Se levantó sobre los codos. La oscura trenza de Hattie seguía el contorno de su nuca y sus hombros contra las blancas sábanas. Se sintió fuerte, lo bastante fuerte como para poder asesinar a Hattie con sus propias manos. Pero la idea de matar pasó por su mente tan deprisa como había entrado. Su venganza tenía que ser algo que durase, que hiciera daño, algo que Hattie tuviera que soportar y que ella, Alice, pudiera disfrutar.
Entonces se le ocurrió, y en un momento estaba fuera de la cama, avanzando temeraria hacia la mesa de costura como había hecho Hattie veinticuatro horas antes, de pie junto a la cama, inclinada sobre Hattie, contemplando su plácida e inocente expresión a través de las lágrimas de sus ojos miopes. Con dos golpes rápidos podía cortarle la trenza, muy cerca de la cabeza.

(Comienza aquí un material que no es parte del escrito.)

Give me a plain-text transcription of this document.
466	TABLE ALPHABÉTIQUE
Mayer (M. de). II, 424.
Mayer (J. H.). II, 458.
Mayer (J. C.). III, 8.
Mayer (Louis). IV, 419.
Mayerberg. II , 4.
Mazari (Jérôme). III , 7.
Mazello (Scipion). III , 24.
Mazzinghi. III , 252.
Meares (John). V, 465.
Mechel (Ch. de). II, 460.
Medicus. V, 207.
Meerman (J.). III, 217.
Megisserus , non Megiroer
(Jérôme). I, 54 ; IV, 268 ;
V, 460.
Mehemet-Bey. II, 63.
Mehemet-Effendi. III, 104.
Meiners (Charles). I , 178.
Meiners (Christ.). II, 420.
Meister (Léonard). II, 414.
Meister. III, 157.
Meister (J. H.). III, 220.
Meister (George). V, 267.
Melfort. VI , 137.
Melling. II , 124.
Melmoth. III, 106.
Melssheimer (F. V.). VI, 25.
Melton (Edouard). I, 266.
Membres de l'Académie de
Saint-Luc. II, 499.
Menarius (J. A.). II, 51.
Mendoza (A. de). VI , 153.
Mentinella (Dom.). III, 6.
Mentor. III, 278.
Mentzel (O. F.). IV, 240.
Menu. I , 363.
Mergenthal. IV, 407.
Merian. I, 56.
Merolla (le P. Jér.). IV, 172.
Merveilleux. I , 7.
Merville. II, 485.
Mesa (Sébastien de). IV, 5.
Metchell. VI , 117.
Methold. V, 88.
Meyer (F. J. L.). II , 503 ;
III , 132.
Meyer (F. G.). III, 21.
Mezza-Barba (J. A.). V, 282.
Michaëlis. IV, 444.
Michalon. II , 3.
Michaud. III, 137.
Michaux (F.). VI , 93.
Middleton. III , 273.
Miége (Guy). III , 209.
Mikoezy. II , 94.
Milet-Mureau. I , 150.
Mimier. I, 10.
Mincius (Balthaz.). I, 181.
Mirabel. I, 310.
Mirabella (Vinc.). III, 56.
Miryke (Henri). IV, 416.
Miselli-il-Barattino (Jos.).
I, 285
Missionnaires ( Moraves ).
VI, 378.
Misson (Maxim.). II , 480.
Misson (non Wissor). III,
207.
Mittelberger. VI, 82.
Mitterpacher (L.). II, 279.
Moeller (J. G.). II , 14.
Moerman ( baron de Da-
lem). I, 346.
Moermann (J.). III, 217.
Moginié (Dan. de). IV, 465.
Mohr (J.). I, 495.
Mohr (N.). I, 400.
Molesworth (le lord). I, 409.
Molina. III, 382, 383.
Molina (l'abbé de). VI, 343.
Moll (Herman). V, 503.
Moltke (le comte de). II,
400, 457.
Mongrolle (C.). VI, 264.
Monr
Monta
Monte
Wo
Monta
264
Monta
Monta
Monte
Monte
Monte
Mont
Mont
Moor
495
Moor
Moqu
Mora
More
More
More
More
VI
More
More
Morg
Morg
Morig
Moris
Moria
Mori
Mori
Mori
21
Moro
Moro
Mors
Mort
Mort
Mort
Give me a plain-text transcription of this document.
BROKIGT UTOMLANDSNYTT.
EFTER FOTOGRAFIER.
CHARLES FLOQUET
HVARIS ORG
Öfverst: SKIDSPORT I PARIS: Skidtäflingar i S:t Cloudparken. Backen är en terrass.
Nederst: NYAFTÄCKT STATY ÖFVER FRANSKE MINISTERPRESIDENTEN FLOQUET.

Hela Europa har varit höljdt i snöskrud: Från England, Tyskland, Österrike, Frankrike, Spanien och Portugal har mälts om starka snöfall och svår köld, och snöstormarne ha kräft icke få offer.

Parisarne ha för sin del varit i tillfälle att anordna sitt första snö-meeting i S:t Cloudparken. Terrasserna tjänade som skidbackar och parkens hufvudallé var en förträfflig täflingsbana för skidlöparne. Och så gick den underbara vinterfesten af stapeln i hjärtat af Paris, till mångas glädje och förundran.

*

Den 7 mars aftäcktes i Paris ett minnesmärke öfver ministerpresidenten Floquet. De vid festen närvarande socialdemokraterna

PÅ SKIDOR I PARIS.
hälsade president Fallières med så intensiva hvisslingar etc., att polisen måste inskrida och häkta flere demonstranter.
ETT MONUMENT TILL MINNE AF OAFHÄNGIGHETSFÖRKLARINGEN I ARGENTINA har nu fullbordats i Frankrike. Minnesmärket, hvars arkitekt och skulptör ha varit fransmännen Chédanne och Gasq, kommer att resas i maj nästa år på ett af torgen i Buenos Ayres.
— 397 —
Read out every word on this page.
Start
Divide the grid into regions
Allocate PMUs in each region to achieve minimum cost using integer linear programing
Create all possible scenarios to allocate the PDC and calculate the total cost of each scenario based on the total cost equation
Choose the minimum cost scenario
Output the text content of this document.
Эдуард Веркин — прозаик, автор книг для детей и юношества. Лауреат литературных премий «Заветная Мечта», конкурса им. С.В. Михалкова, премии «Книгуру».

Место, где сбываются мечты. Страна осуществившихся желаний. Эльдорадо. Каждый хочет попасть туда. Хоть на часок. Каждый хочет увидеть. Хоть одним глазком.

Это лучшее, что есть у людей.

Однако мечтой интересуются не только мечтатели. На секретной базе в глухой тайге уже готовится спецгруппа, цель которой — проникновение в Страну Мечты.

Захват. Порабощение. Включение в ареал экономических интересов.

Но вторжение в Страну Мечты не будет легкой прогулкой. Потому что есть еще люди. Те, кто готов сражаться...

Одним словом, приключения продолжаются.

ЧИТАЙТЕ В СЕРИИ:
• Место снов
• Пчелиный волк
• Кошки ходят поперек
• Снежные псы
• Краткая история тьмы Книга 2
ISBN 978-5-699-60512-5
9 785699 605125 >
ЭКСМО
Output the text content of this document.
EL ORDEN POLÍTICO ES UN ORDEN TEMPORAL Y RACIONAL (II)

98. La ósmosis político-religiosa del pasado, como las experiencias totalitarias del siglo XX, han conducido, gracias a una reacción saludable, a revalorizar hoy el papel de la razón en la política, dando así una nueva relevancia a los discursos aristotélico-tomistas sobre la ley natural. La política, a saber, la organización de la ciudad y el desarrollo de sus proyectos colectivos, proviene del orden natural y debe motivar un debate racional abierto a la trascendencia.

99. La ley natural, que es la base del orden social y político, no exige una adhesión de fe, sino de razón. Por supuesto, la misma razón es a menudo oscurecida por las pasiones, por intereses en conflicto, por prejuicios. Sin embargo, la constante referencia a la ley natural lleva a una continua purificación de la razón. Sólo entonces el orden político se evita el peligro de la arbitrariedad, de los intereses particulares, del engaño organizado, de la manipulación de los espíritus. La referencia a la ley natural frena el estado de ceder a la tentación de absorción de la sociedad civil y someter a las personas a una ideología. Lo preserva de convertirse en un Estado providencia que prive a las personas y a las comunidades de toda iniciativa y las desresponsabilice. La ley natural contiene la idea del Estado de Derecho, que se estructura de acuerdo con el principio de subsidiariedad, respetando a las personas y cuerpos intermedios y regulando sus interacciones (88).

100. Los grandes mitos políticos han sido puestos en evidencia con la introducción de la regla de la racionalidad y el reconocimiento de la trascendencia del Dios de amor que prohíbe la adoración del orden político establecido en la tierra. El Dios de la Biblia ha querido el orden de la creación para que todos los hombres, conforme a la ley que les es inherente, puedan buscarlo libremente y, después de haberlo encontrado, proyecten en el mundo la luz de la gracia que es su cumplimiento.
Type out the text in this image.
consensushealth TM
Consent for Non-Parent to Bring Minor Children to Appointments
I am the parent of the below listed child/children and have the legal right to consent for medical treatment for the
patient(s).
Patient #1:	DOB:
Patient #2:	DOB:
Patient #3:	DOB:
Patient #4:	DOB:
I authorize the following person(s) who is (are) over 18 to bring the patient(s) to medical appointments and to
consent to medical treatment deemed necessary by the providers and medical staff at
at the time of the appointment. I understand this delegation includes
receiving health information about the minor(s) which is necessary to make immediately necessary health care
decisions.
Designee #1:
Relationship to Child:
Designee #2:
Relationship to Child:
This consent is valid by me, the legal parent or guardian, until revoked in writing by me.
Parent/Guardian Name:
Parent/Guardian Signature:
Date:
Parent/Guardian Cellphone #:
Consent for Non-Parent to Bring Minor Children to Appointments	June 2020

Pero de pronto los dedos se le quedaron rígidos, con apenas fuerza para sostener las tijeras, incapaces de cortar una trenza de pelo.
Volvió hacia la mesa de costura. Hattie, querida Hattie… Hattie no era mala. Solo era traviesa. Puso las tijeras en la mesa y dejó escapar un gran sollozo. Hattie bostezó y abrió los ojos, bizqueando.
—Iba... iba a buscar un vaso de agua —dijo Alice. Y se acercó al lavamanos.
Hattie gruñó y volvió a bostezar.
—¿Quieres?
—Si no te importa… —murmuró Hattie.
Le llevó un vaso lleno hasta la mitad y Hattie lo cogió sin decir palabra, como lo hubiera hecho un niño. Alice se acercó a su lado de la cama y se metió dentro. Se quedó echada mirando al techo con los ojos rojos e irritados de llorar, y al cabo de un momento oyó a Hattie dejar el vaso en la mesita.